Any and all prorated portions are the responsibility of current Club. Transactions such as outright release or trades transpiring prior to June 1st accelerate all proration to the current LY. Keep that in the back of your mind.
Base Salary is responsibility of the current Club Player is under contract with at the time. Any bonuses are responsibility of the Club Player is under contract with at the time the bonus is earned.
Current Club can attempt to trade Player at the start of the LY to October 29th, but there will be financial ramifications. What the Club is willing to incur is up to them as the “cost of doing business”, when they choose to do it should be analyzed regarding CAP/contract management.
Trade scenarios & ramifications
Scenario 1 – Club initiates trade prior to 5th day of new LY, significant because it’s the date of $1.0M Roster Bonus (RB). If trade were initiated, Club would be hit with immediate $12.0M CAP charge (current $3.0 in proration + $9.0 in ensuing years). New Club is responsible for all of existing three $1.0M bonuses, starting with the 5th day RB & base salary.
Scenario 2 – Club can’t initiate trade before 5th day deadline and is responsible for $1.0M in RB earned. Trade is initiated after the earned RB and Player now accounts for $3.0M in current year proration, $9.0M in acceleration and $1.0M for earned bonus. Total of $13.0M in the 2013.
Scenario 3 – Club can’t trade Player prior to earning Offseason Workout Bonus ($1.0M around mid June). We’re now past June 1st. Current Club pays Player $2.0M to account for RB and Workout Bonus. CAP charge for ensuing years is alleviated in 2013 as result of post June 1st transaction.
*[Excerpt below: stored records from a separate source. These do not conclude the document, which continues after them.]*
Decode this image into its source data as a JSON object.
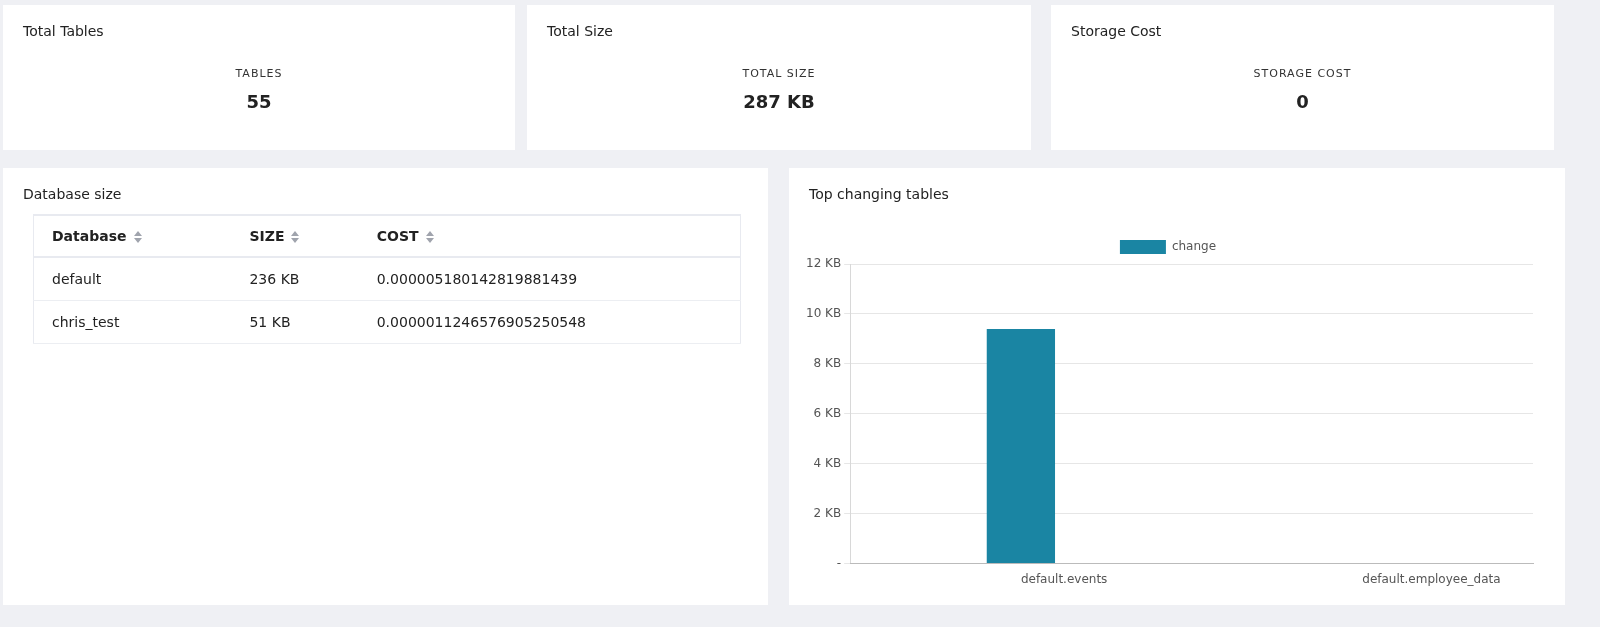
{
  "chart_data": [
    {
      "type": "other",
      "title": "Total Tables",
      "annotations": [
        "TABLES",
        "55"
      ]
    },
    {
      "type": "other",
      "title": "Total Size",
      "annotations": [
        "TOTAL SIZE",
        "287 KB"
      ]
    },
    {
      "type": "other",
      "title": "Storage Cost",
      "annotations": [
        "STORAGE COST",
        "0"
      ]
    },
    {
      "type": "other",
      "title": "Database size",
      "categories": [
        "Database",
        "SIZE",
        "COST"
      ],
      "annotations": [
        "default",
        "236 KB",
        "0.000005180142819881439",
        "chris_test",
        "51 KB",
        "0.0000011246576905250548"
      ]
    },
    {
      "type": "bar",
      "title": "Top changing tables",
      "categories": [
        "default.events",
        "default.employee_data"
      ],
      "series": [
        {
          "name": "change",
          "color": "#1a85a3",
          "values": [
            9.4,
            0
          ]
        }
      ],
      "ylim": [
        0,
        12
      ],
      "yticks": [
        {
          "value": 0,
          "label": "-"
        },
        {
          "value": 2,
          "label": "2 KB"
        },
        {
          "value": 4,
          "label": "4 KB"
        },
        {
          "value": 6,
          "label": "6 KB"
        },
        {
          "value": 8,
          "label": "8 KB"
        },
        {
          "value": 10,
          "label": "10 KB"
        },
        {
          "value": 12,
          "label": "12 KB"
        }
      ],
      "grid": "y",
      "legend": "top"
    }
  ]
}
Remaining $9.0M is accounted for in 2014. Club is responsible for $3.0M in current year proration and $2.0M in Bonuses.
Scenario 4 - Club can’t trade Player until after start of Training Camp. $1.0M
Reporting Bonus is earned by Player. Club has paid $3.0M in cash for bonuses and incurred $6.0M in Cap charges for 2013 LY. Trading Club is responsible only for the $3.0M in base.